Dr. Reitsma taught me how to analyze a text in a foreign language. He guided me through my 70+ page Honors Thesis written in Spanish. He got me in contact with authors, poets, Cuban economists and politicians, and Argentine literary scholars. He molded his teaching to expand on my interests and vice versa.
There are the practical/business applications of Spanish: the growing demographic of native Spanish speakers in the US and the marketability of using Spanish as a means to acquire new clients/markets. Some clients I have are entirely owed to having spoken Spanish. This is evidence enough to justify studying. Still, there is a deeper reason to study a foreign language: you create a second self; the very way you think is altered. While entirely true, to say studying Spanish at Canisius opens doors just in the business world is a disservice to its full impact on my life.

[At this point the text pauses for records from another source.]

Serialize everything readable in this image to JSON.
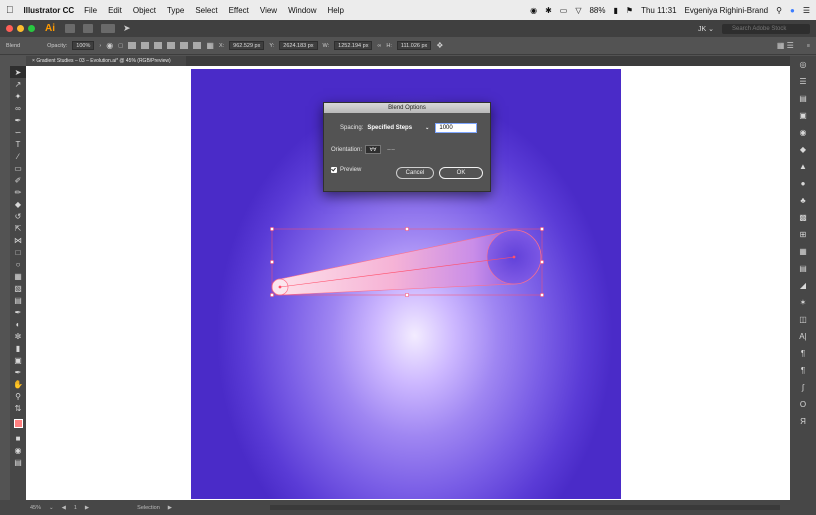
{
  "menubar": {
    "app_name": "Illustrator CC",
    "items": [
      "File",
      "Edit",
      "Object",
      "Type",
      "Select",
      "Effect",
      "View",
      "Window",
      "Help"
    ],
    "battery": "88%",
    "clock": "Thu 11:31",
    "user": "Evgeniya Righini-Brand"
  },
  "appbar": {
    "logo": "Ai",
    "workspace": "JK ⌄",
    "search_placeholder": "Search Adobe Stock"
  },
  "controlbar": {
    "mode_label": "Blend",
    "opacity_label": "Opacity:",
    "opacity_value": "100%",
    "x_label": "X:",
    "x_value": "962.529 px",
    "y_label": "Y:",
    "y_value": "2624.183 px",
    "w_label": "W:",
    "w_value": "1252.194 px",
    "h_label": "H:",
    "h_value": "111.026 px"
  },
  "document": {
    "tab_title": "Gradient Studies – 03 – Evolution.ai* @ 45% (RGB/Preview)"
  },
  "dialog": {
    "title": "Blend Options",
    "spacing_label": "Spacing:",
    "spacing_value": "Specified Steps",
    "steps_value": "1000",
    "orientation_label": "Orientation:",
    "preview_label": "Preview",
    "cancel_label": "Cancel",
    "ok_label": "OK"
  },
  "statusbar": {
    "zoom": "45%",
    "artboard": "1",
    "tool": "Selection"
  },
  "colors": {
    "accent": "#ff9a00",
    "artboard_gradient_center": "#f3ecff",
    "artboard_gradient_edge": "#4a2bc8",
    "selection": "#ff4f6a"
  }
}
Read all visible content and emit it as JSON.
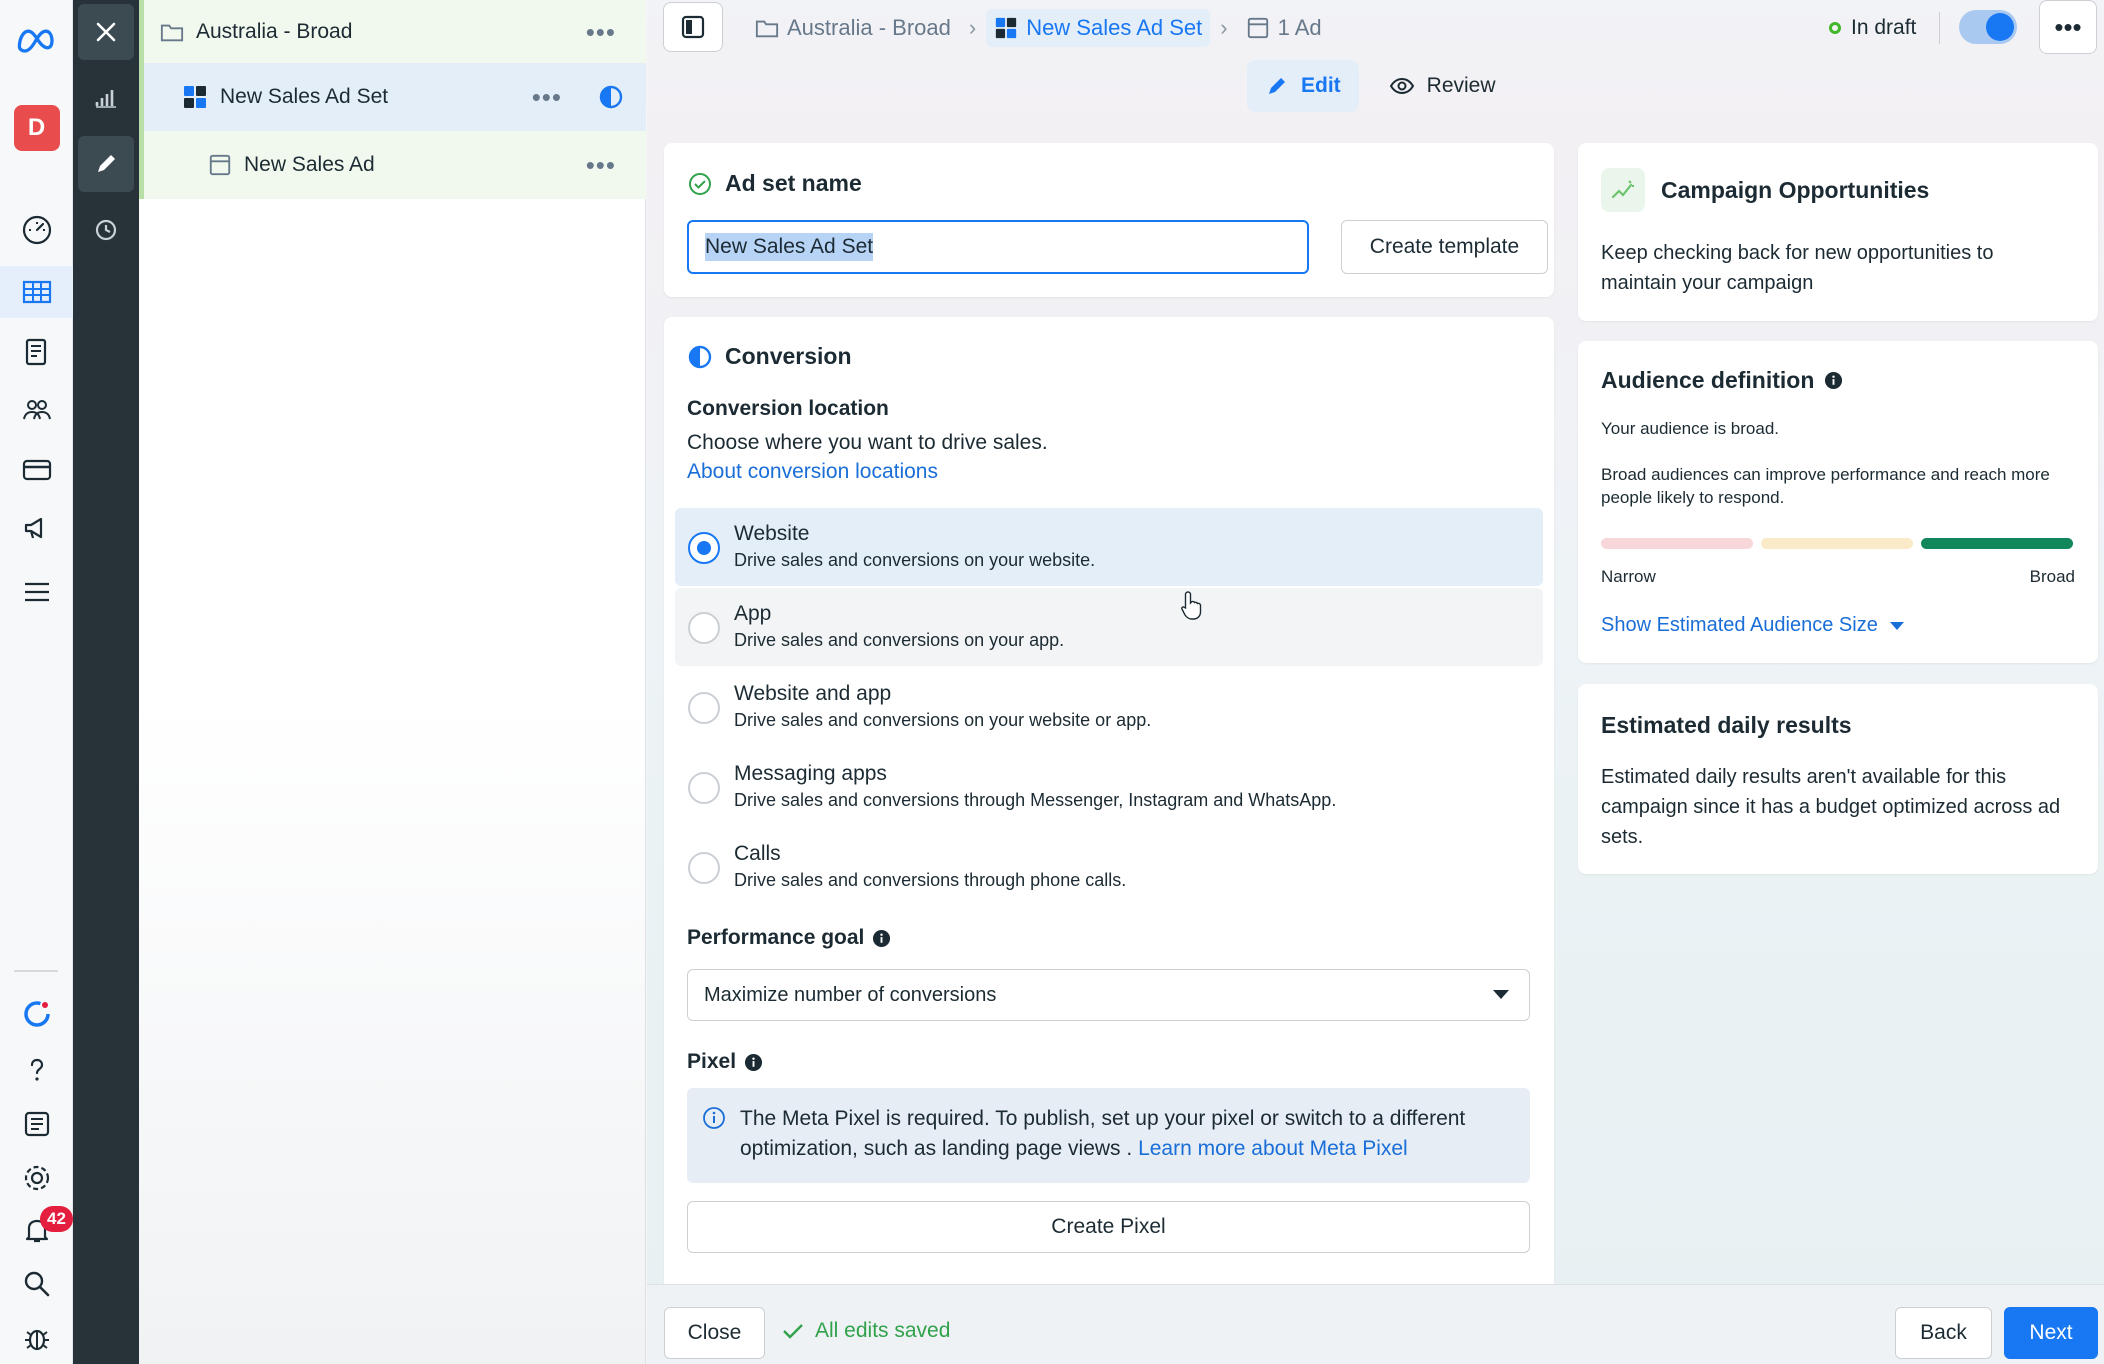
{
  "rail": {
    "avatar_letter": "D",
    "notification_count": "42"
  },
  "tree": {
    "campaign": "Australia - Broad",
    "adset": "New Sales Ad Set",
    "ad": "New Sales Ad",
    "more": "•••"
  },
  "breadcrumb": {
    "campaign": "Australia - Broad",
    "adset": "New Sales Ad Set",
    "ads": "1 Ad"
  },
  "status": {
    "label": "In draft",
    "toggle_on": true
  },
  "modes": {
    "edit": "Edit",
    "review": "Review"
  },
  "adset_name": {
    "title": "Ad set name",
    "value": "New Sales Ad Set",
    "template_button": "Create template"
  },
  "conversion": {
    "title": "Conversion",
    "location_heading": "Conversion location",
    "location_desc": "Choose where you want to drive sales.",
    "location_link": "About conversion locations",
    "options": [
      {
        "label": "Website",
        "desc": "Drive sales and conversions on your website.",
        "selected": true
      },
      {
        "label": "App",
        "desc": "Drive sales and conversions on your app.",
        "selected": false
      },
      {
        "label": "Website and app",
        "desc": "Drive sales and conversions on your website or app.",
        "selected": false
      },
      {
        "label": "Messaging apps",
        "desc": "Drive sales and conversions through Messenger, Instagram and WhatsApp.",
        "selected": false
      },
      {
        "label": "Calls",
        "desc": "Drive sales and conversions through phone calls.",
        "selected": false
      }
    ],
    "performance_goal_heading": "Performance goal",
    "performance_goal_value": "Maximize number of conversions",
    "pixel_heading": "Pixel",
    "pixel_notice": "The Meta Pixel is required. To publish, set up your pixel or switch to a different optimization, such as landing page views . ",
    "pixel_link": "Learn more about Meta Pixel",
    "pixel_button": "Create Pixel"
  },
  "opportunities": {
    "title": "Campaign Opportunities",
    "text": "Keep checking back for new opportunities to maintain your campaign"
  },
  "audience": {
    "title": "Audience definition",
    "summary": "Your audience is broad.",
    "detail": "Broad audiences can improve performance and reach more people likely to respond.",
    "narrow_label": "Narrow",
    "broad_label": "Broad",
    "show_size": "Show Estimated Audience Size"
  },
  "estimated": {
    "title": "Estimated daily results",
    "text": "Estimated daily results aren't available for this campaign since it has a budget optimized across ad sets."
  },
  "footer": {
    "close": "Close",
    "saved": "All edits saved",
    "back": "Back",
    "next": "Next"
  },
  "colors": {
    "accent": "#1877f2",
    "success": "#31a24c",
    "meter_narrow": "#f8d7da",
    "meter_mid": "#fbeac7",
    "meter_broad": "#12875b"
  }
}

My Spanish experience at Canisius College was awesome! I studied abroad for two semesters- one in Oviedo and one in Madrid. Both were amazing. Oviedo is a small city but is beautiful and VERY Spanish. Madrid is more central and allows you to travel more. Anyway, the classes were great. I enjoyed reading all the books and watching the movies from Professor Reitsma's classes especially!! Very fun. Especially when he was able to get the authors into class and we could talk with them!! I was exposed to so many different cultures throughout Latin America and Spain. Now I am actually an analyst at M&T Bank as my second degree was in business. I plan to use Spanish in my future. I also met my husband when I studied abroad in Spain!
I graduated from Canisius in May 2015 with a double major in Math and Spanish. I've loved Spanish since I started studying it in middle school but my love for the language and culture only grew during my time at Canisius. Spanish is spoken all over the world but the whole world doesn't speak the same Spanish. I really benefitted from having professors at Canisius that spoke both Spain Spanish and Latin American Spanish so that I got a taste of all different types of Spanish. The department offered a variety of Spanish activities outside of class but my favorite was always the Ibero-American Film Festival. We got to watch different Spanish movies every week, hand picked by the professors, which helped to not only practice our Spanish outside of class, but also learn about the culture.

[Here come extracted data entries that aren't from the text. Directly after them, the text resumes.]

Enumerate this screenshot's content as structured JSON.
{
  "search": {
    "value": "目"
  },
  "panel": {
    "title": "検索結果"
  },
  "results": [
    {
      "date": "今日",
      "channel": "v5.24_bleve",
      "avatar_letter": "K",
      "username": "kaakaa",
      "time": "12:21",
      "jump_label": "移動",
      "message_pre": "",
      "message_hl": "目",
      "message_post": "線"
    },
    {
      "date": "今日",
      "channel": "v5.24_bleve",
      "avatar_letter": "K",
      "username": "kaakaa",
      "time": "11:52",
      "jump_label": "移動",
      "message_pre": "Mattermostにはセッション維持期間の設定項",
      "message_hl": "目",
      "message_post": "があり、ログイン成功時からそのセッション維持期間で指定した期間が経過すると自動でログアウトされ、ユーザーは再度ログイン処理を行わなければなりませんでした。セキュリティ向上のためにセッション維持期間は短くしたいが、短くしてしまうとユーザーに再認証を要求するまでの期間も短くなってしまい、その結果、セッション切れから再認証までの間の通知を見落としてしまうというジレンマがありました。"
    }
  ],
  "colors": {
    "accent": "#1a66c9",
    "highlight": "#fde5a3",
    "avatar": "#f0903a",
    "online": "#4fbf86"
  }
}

With this being said, I think that everybody's favorite semester is their study abroad semester. I studied abroad in Oviedo, Spain and not only got to explore a new place and meet new people, but also got to watch my Spanish grow and improve exponentially in the five months of taking all my classes in Spanish, doing an internship at a Spanish school and living with the most incredible Spanish host mother. I am forever grateful that Canisius offered such an excellent study abroad program and provided for me such a life changing experience.

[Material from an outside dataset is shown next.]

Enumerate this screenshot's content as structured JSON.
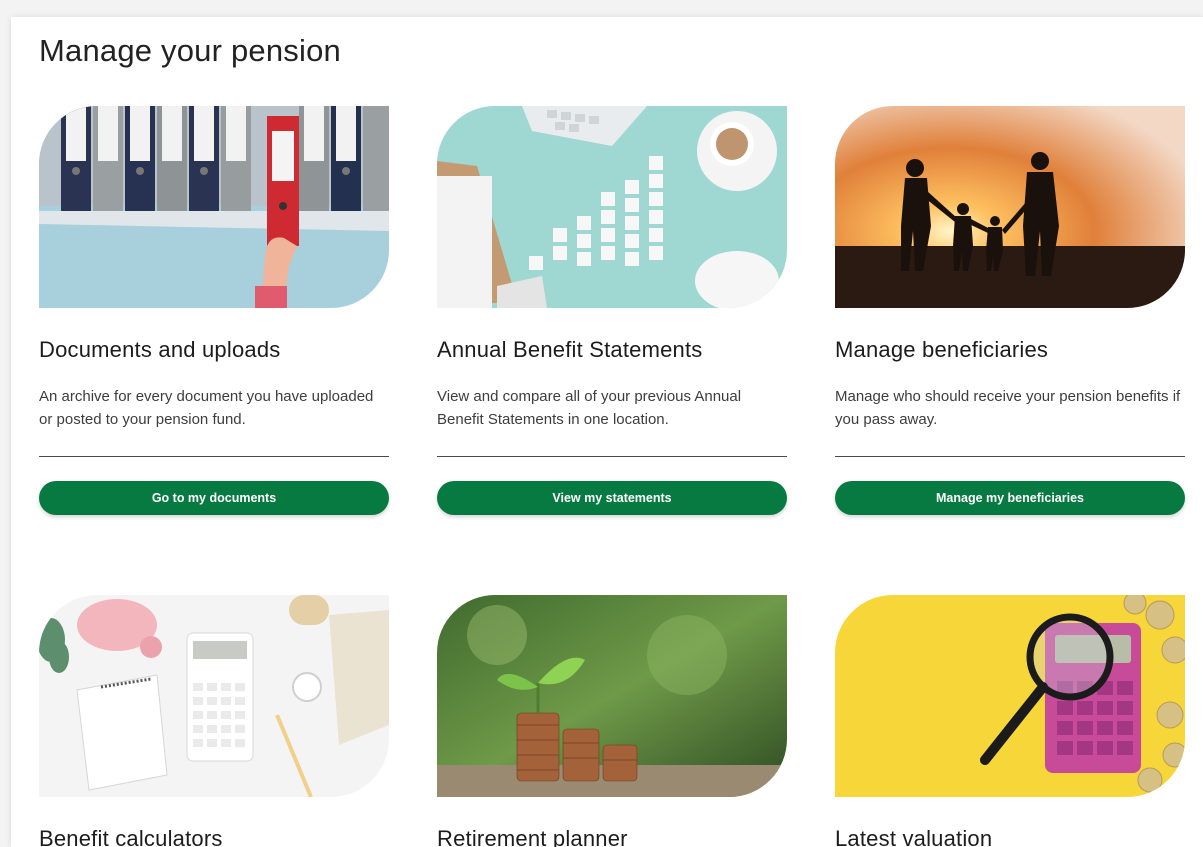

Since graduating, I've been living and working back in Oviedo, Spain as an auxiliar de conversación or language assistant in a K-12 school. Besides giving English lessons to the children everyday, everything else that I do in my daily life, from my taxes to grocery shopping, is done in Spanish. Although I've worked and studied very hard, I would not be able to work and live in Spain if it weren't for the Spanish education I received at Canisius. From the study abroad opportunities, to the ways that my language and cultural awareness increased, and finally to the way that the professors genuinely cared about my education, my Spanish experience at Canisius was second to none.